Dear Lisi: Every year my sister holds a crazy Halloween party for all our friends. We’re close in age and grew up very close with many mutual friends and matching sibling friends. We always set up the house together and get our boyfriends (of the time) to help set up the garden.
My sister was married for less than a year to a man who owned his own home. He was successful for his age and time, and a smart investor. As soon as they married, they wrote out wills leaving everything to each other. A few months into their marriage he was diagnosed with an incurable cancer that had been growing asymptomatically.
She now lives in a beautiful house on her own.
The problem is that she doesn’t like my boyfriend, I don’t like hers, and they don’t like each other. No one wants to decorate the garden. What do we do?
Halloween Hate
Tell your boyfriends to stay home and you go bond with your sister. Decorate the garden yourselves, or ask some tall, strong friends to help you out. Halloween parties are for fun, not for fighting.
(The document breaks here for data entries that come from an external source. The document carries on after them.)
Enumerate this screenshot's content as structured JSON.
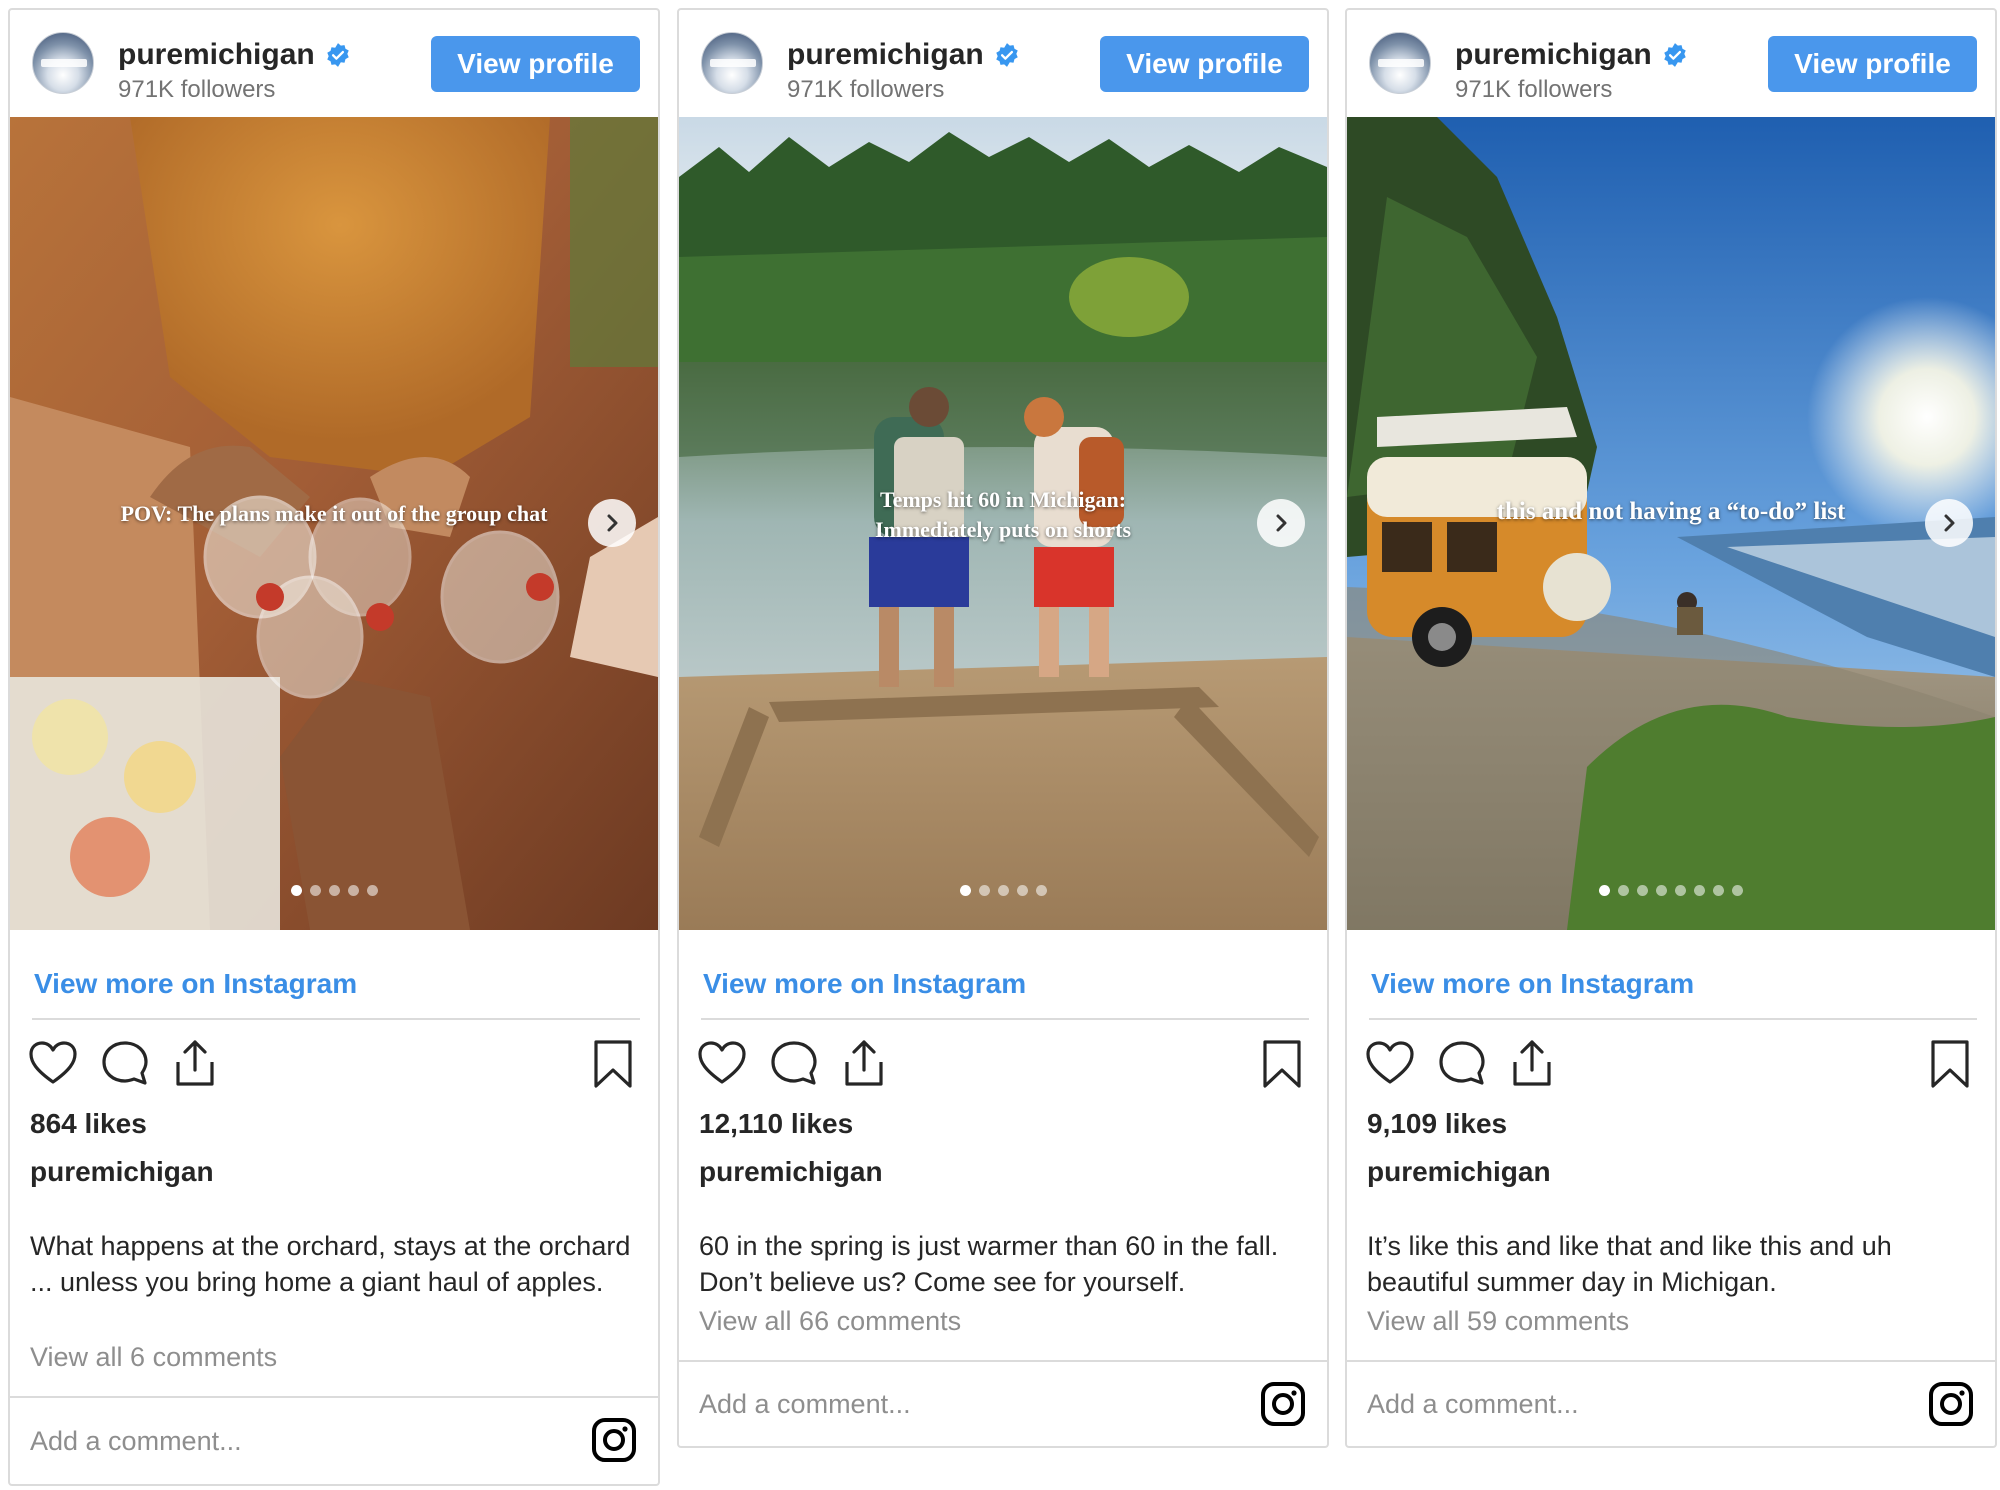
{
  "cards": [
    {
      "username": "puremichigan",
      "followers": "971K followers",
      "view_profile_label": "View profile",
      "overlay_caption": "POV: The plans make it out of the group chat",
      "slide_count": 5,
      "active_slide": 1,
      "view_more_label": "View more on Instagram",
      "likes": "864 likes",
      "caption_user": "puremichigan",
      "caption": "What happens at the orchard, stays at the orchard ... unless you bring home a giant haul of apples.",
      "comments_link": "View all 6 comments",
      "comment_placeholder": "Add a comment..."
    },
    {
      "username": "puremichigan",
      "followers": "971K followers",
      "view_profile_label": "View profile",
      "overlay_caption_line1": "Temps hit 60 in Michigan:",
      "overlay_caption_line2": "Immediately puts on shorts",
      "slide_count": 5,
      "active_slide": 1,
      "view_more_label": "View more on Instagram",
      "likes": "12,110 likes",
      "caption_user": "puremichigan",
      "caption": "60 in the spring is just warmer than 60 in the fall. Don’t believe us? Come see for yourself.",
      "comments_link": "View all 66 comments",
      "comment_placeholder": "Add a comment..."
    },
    {
      "username": "puremichigan",
      "followers": "971K followers",
      "view_profile_label": "View profile",
      "overlay_caption": "this and not having a “to-do” list",
      "slide_count": 8,
      "active_slide": 1,
      "view_more_label": "View more on Instagram",
      "likes": "9,109 likes",
      "caption_user": "puremichigan",
      "caption": "It’s like this and like that and like this and uh beautiful summer day in Michigan.",
      "comments_link": "View all 59 comments",
      "comment_placeholder": "Add a comment..."
    }
  ],
  "icons": {
    "header": [
      "avatar",
      "verified-badge-icon"
    ],
    "image": [
      "next-arrow-icon"
    ],
    "actions": [
      "heart-icon",
      "comment-icon",
      "share-icon",
      "bookmark-icon"
    ],
    "footer": [
      "instagram-icon"
    ]
  },
  "colors": {
    "button_blue": "#4a97ec",
    "link_blue": "#3a8ee6",
    "border": "#dbdbdb",
    "secondary_text": "#8e8e8e",
    "verified_blue": "#3897f0"
  }
}
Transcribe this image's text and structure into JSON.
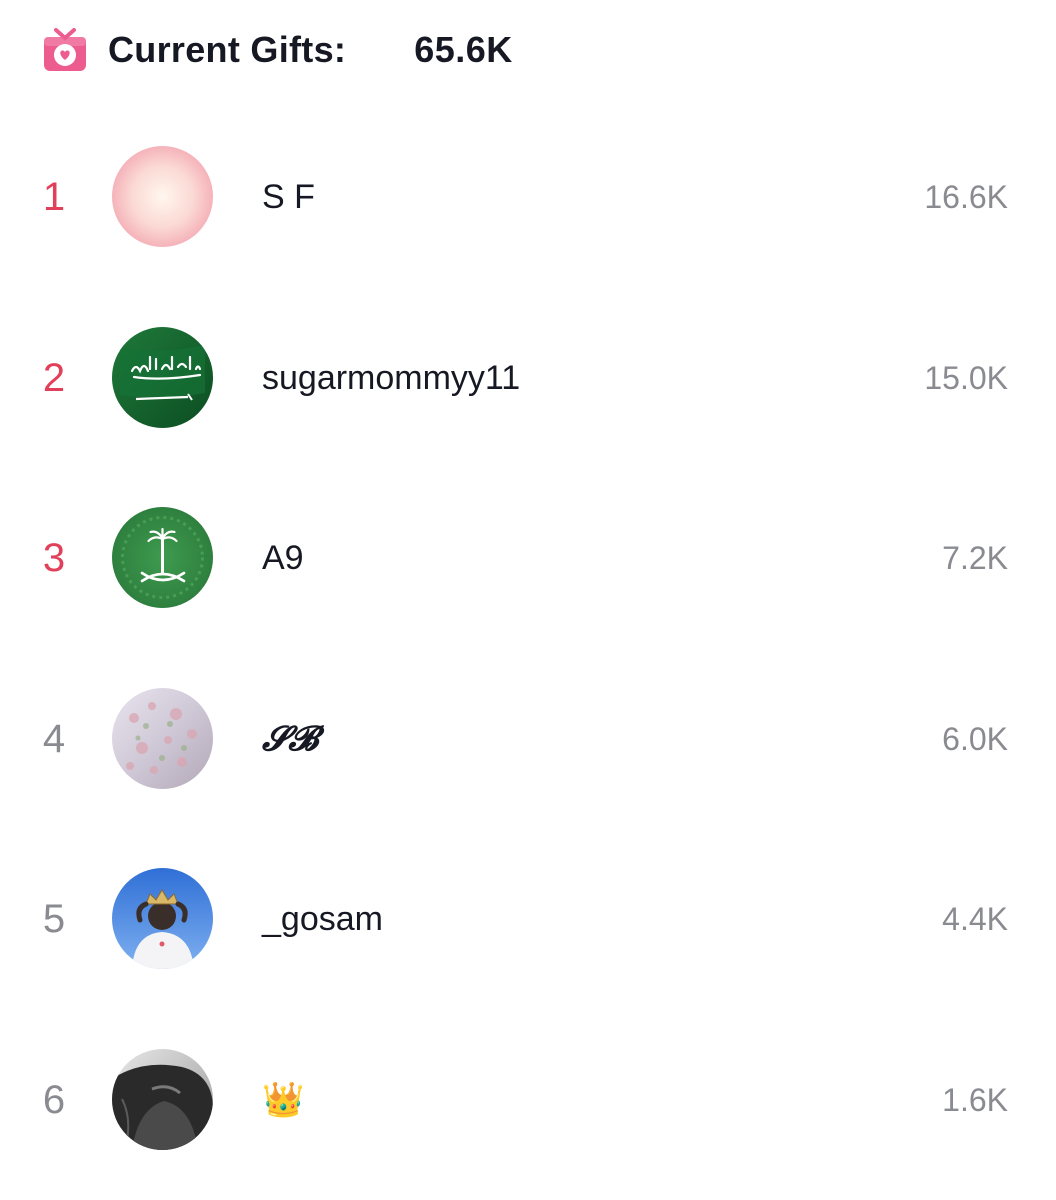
{
  "header": {
    "icon": "gift-icon",
    "label": "Current Gifts:",
    "value": "65.6K",
    "icon_color": "#ec5c8f"
  },
  "colors": {
    "top_rank": "#e2405a",
    "rank": "#8a8b91",
    "amount": "#8a8b91",
    "text": "#161823"
  },
  "leaderboard": {
    "items": [
      {
        "rank": "1",
        "username": "S F",
        "amount": "16.6K",
        "avatar": "pink-gradient-avatar"
      },
      {
        "rank": "2",
        "username": "sugarmommyy11",
        "amount": "15.0K",
        "avatar": "saudi-flag-avatar"
      },
      {
        "rank": "3",
        "username": "A9",
        "amount": "7.2K",
        "avatar": "palm-swords-emblem-avatar"
      },
      {
        "rank": "4",
        "username": "𝓢𝓑",
        "amount": "6.0K",
        "avatar": "floral-pattern-avatar"
      },
      {
        "rank": "5",
        "username": "_gosam",
        "amount": "4.4K",
        "avatar": "crowned-figure-avatar"
      },
      {
        "rank": "6",
        "username": "👑",
        "amount": "1.6K",
        "avatar": "grayscale-portrait-avatar"
      }
    ]
  }
}
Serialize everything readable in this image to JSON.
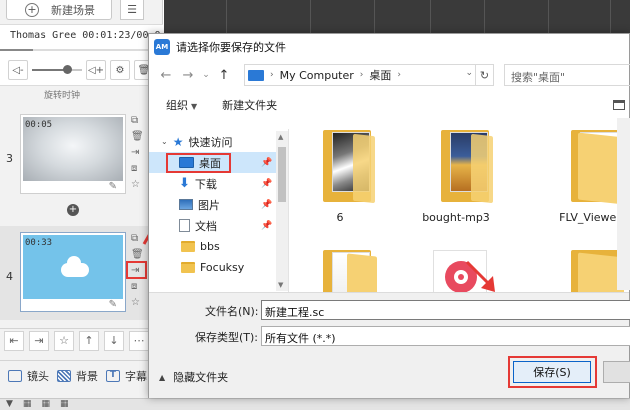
{
  "left_panel": {
    "new_scene_label": "新建场景",
    "player": {
      "track_text": "Thomas Gree 00:01:23/00:01:4",
      "progress_fraction": 0.2,
      "volume_fraction": 0.7
    },
    "duration_label": "旋转时钟",
    "scenes": [
      {
        "number": "3",
        "time": "00:05"
      },
      {
        "number": "4",
        "time": "00:33"
      }
    ],
    "bottom_tabs": [
      {
        "label": "镜头",
        "icon": "camera-icon"
      },
      {
        "label": "背景",
        "icon": "background-icon"
      },
      {
        "label": "字幕",
        "icon": "subtitle-icon"
      }
    ]
  },
  "dialog": {
    "app_badge": "AM",
    "title": "请选择你要保存的文件",
    "address": {
      "root": "My Computer",
      "current": "桌面"
    },
    "search_placeholder": "搜索\"桌面\"",
    "toolbar": {
      "organize": "组织",
      "new_folder": "新建文件夹"
    },
    "nav_items": [
      {
        "label": "快速访问",
        "icon": "star-icon",
        "pinned": false
      },
      {
        "label": "桌面",
        "icon": "desktop-icon",
        "pinned": true,
        "selected": true
      },
      {
        "label": "下载",
        "icon": "download-icon",
        "pinned": true
      },
      {
        "label": "图片",
        "icon": "pictures-icon",
        "pinned": true
      },
      {
        "label": "文档",
        "icon": "documents-icon",
        "pinned": true
      },
      {
        "label": "bbs",
        "icon": "folder-icon",
        "pinned": false
      },
      {
        "label": "Focuksy",
        "icon": "folder-icon",
        "pinned": false
      }
    ],
    "files": [
      {
        "name": "6"
      },
      {
        "name": "bought-mp3"
      },
      {
        "name": "FLV_Viewer"
      },
      {
        "name": ""
      },
      {
        "name": ""
      },
      {
        "name": ""
      }
    ],
    "filename_label": "文件名(N):",
    "filename_value": "新建工程.sc",
    "filetype_label": "保存类型(T):",
    "filetype_value": "所有文件 (*.*)",
    "hide_folders": "隐藏文件夹",
    "save_label": "保存(S)"
  },
  "colors": {
    "highlight": "#e53935",
    "accent": "#2a79d6",
    "folder": "#f6d173"
  }
}
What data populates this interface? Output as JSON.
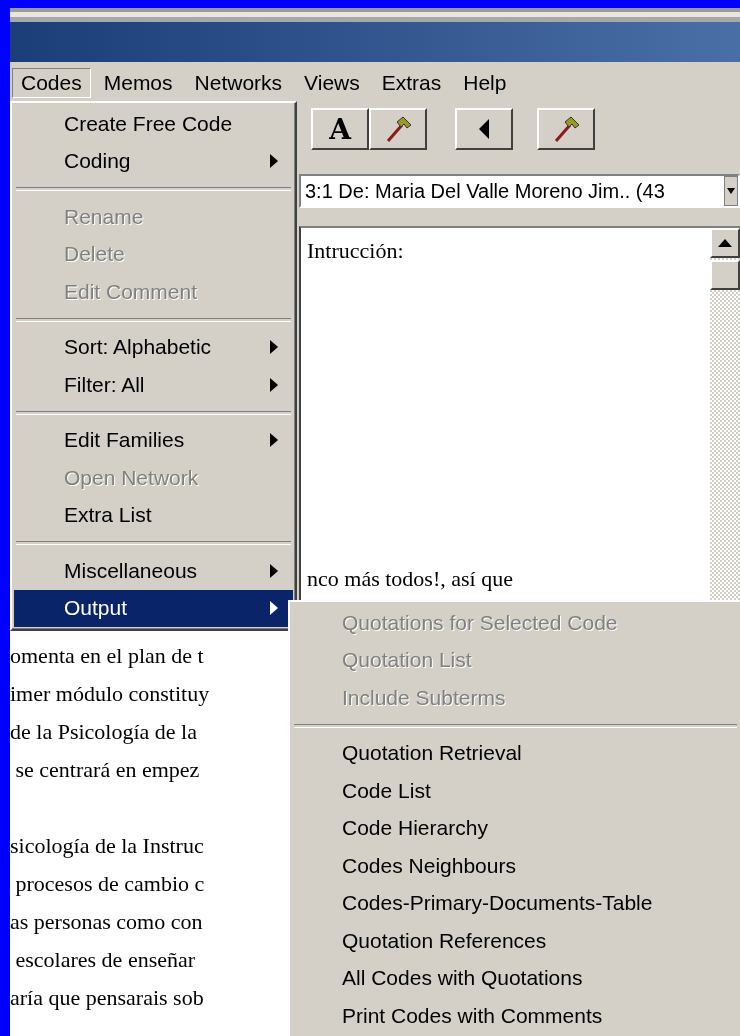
{
  "menubar": [
    {
      "label": "Codes",
      "selected": true
    },
    {
      "label": "Memos",
      "selected": false
    },
    {
      "label": "Networks",
      "selected": false
    },
    {
      "label": "Views",
      "selected": false
    },
    {
      "label": "Extras",
      "selected": false
    },
    {
      "label": "Help",
      "selected": false
    }
  ],
  "toolbar": [
    {
      "kind": "letter",
      "label": "A"
    },
    {
      "kind": "hammer"
    },
    {
      "kind": "back"
    },
    {
      "kind": "hammer"
    }
  ],
  "document_selector": {
    "value": "3:1 De: Maria Del Valle Moreno Jim.. (43"
  },
  "document": {
    "heading": "Intrucción:",
    "line_right": "nco más todos!, así que",
    "paragraphs_left": [
      [
        "omenta en el plan de t",
        "imer módulo constituy",
        "de la Psicología de la",
        " se centrará en empez"
      ],
      [
        "sicología de la Instruc",
        " procesos de cambio c",
        "as personas como con",
        " escolares de enseñar",
        "aría que pensarais sob"
      ]
    ]
  },
  "codes_menu": [
    {
      "kind": "item",
      "label": "Create Free Code",
      "disabled": false,
      "submenu": false,
      "selected": false
    },
    {
      "kind": "item",
      "label": "Coding",
      "disabled": false,
      "submenu": true,
      "selected": false
    },
    {
      "kind": "separator"
    },
    {
      "kind": "item",
      "label": "Rename",
      "disabled": true,
      "submenu": false,
      "selected": false
    },
    {
      "kind": "item",
      "label": "Delete",
      "disabled": true,
      "submenu": false,
      "selected": false
    },
    {
      "kind": "item",
      "label": "Edit Comment",
      "disabled": true,
      "submenu": false,
      "selected": false
    },
    {
      "kind": "separator"
    },
    {
      "kind": "item",
      "label": "Sort: Alphabetic",
      "disabled": false,
      "submenu": true,
      "selected": false
    },
    {
      "kind": "item",
      "label": "Filter: All",
      "disabled": false,
      "submenu": true,
      "selected": false
    },
    {
      "kind": "separator"
    },
    {
      "kind": "item",
      "label": "Edit Families",
      "disabled": false,
      "submenu": true,
      "selected": false
    },
    {
      "kind": "item",
      "label": "Open Network",
      "disabled": true,
      "submenu": false,
      "selected": false
    },
    {
      "kind": "item",
      "label": "Extra List",
      "disabled": false,
      "submenu": false,
      "selected": false
    },
    {
      "kind": "separator"
    },
    {
      "kind": "item",
      "label": "Miscellaneous",
      "disabled": false,
      "submenu": true,
      "selected": false
    },
    {
      "kind": "item",
      "label": "Output",
      "disabled": false,
      "submenu": true,
      "selected": true
    }
  ],
  "output_submenu": [
    {
      "kind": "item",
      "label": "Quotations for Selected Code",
      "disabled": true
    },
    {
      "kind": "item",
      "label": "Quotation List",
      "disabled": true
    },
    {
      "kind": "item",
      "label": "Include Subterms",
      "disabled": true
    },
    {
      "kind": "separator"
    },
    {
      "kind": "item",
      "label": "Quotation Retrieval",
      "disabled": false
    },
    {
      "kind": "item",
      "label": "Code List",
      "disabled": false
    },
    {
      "kind": "item",
      "label": "Code Hierarchy",
      "disabled": false
    },
    {
      "kind": "item",
      "label": "Codes Neighbours",
      "disabled": false
    },
    {
      "kind": "item",
      "label": "Codes-Primary-Documents-Table",
      "disabled": false
    },
    {
      "kind": "item",
      "label": "Quotation References",
      "disabled": false
    },
    {
      "kind": "item",
      "label": "All Codes with Quotations",
      "disabled": false
    },
    {
      "kind": "item",
      "label": "Print Codes with Comments",
      "disabled": false
    }
  ]
}
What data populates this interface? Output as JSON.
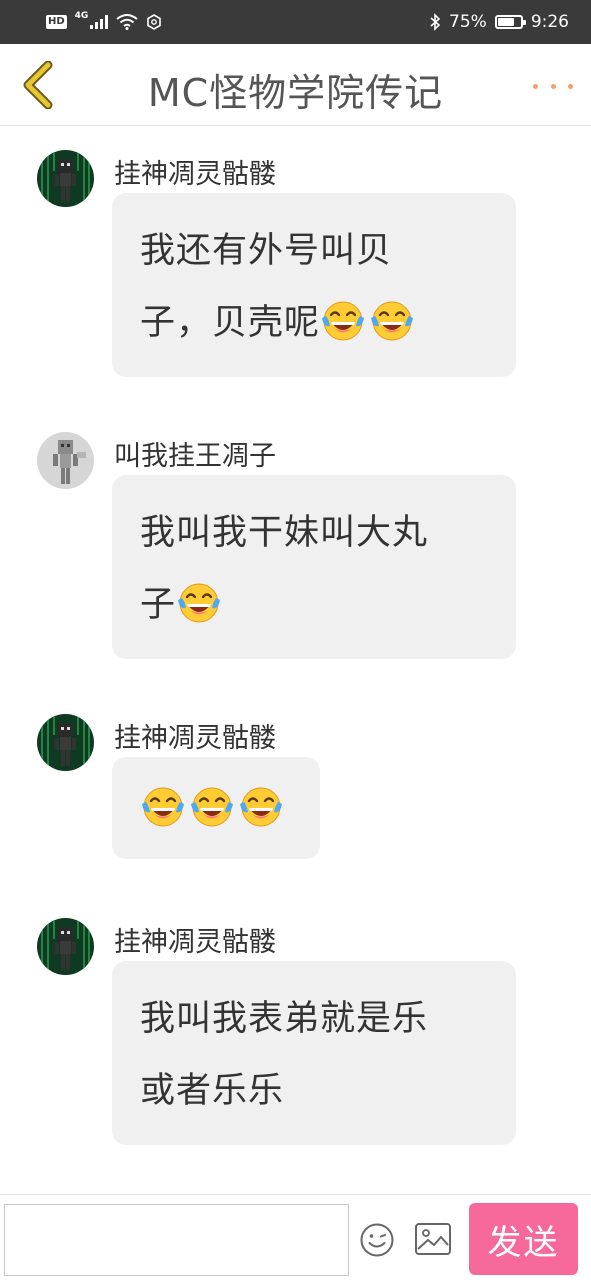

Your boyfriends need to grow up.
Dear Lisi: I have a question about dealing with stubborn senior parents. My mom is 75 and a full-time caregiver to her 85-year-old common law partner, my stepfather.
He has three useless kids who won’t help. The only time we see them is at Christmas when they come with their hands out. Their dad always gives them money. His daughter then whispers to my mom what a jerk she thinks her father is.
Recently, Mom has had some health issues. She needs cataract surgery and someone to take care of her while she recovers, and someone to take care of my stepdad.
I have literally written down the name of every nursing home and home care option in our area and given it to my mom. My stepdad refuses to let any home care come in to help. Mom wants to go stay in a nursing home for a month to recover. We can’t afford this.
I’m a disabled adult on government assistance. I can’t afford to pay for a nursing home, but I have offered to come take care of both my mom and stepdad for free. My stepdad won’t hear of it. My mom also won’t let me do that.
I’m an only child and trying my best to help. I’m so stressed out, worried sick and at the end of my rope with this. I don’t know what to do. Or how else to help. I want the absolute best for my mom, but I feel like I’m dealing with two very stubborn people. I feel like my best isn’t good enough. But I don’t know what else to do.
In need of help
You’re a good daughter for wanting to help your parents in their time of need. But you can’t physically or financially manage this on your own. You must reach out to your step-siblings. Between the three of them, they must figure out how to take care of their father. And once they have some care in place, that needs to stay in place — in some way — even after your mother recovers.
There are several ways this can play out, but you must talk to your stepsiblings to figure out what is affordable and plausible for everyone. And then you need to weigh the financial pros and cons (starting your seasonal job and getting help for your mom vs. not starting this early to care for your mom) and decide which is feasible.
FEEDBACK Regarding the lost spouse (Aug. 30):
Reader – “Your wife needs medical attention now. And it’s time for your family to start learning about mild/moderate cognitive impairment, dementia and alzheimer’s. This may not apply, but the progress described sounds familiar.
“I strongly recommend reading about “the 8 A’s of aDementia”.
“Has anyone researched her family history? Is there anyone in her family who may have been ‘forgetful?’ Unfortunately, many people who suffer feel shame and then try their best to hide the problem.”
FEEDBACK Regarding tipping culture (Sept. 3):
Reader – “The Canadian restaurant industry is diabolical. They used the pandemic to bake government taxes into the total amount, so we were conned into tipping on the tax. As much as I believe that restaurant staff are underpaid, I don’t like being conned by the industry who refuse to pay a living wage. We are very malleable consumers.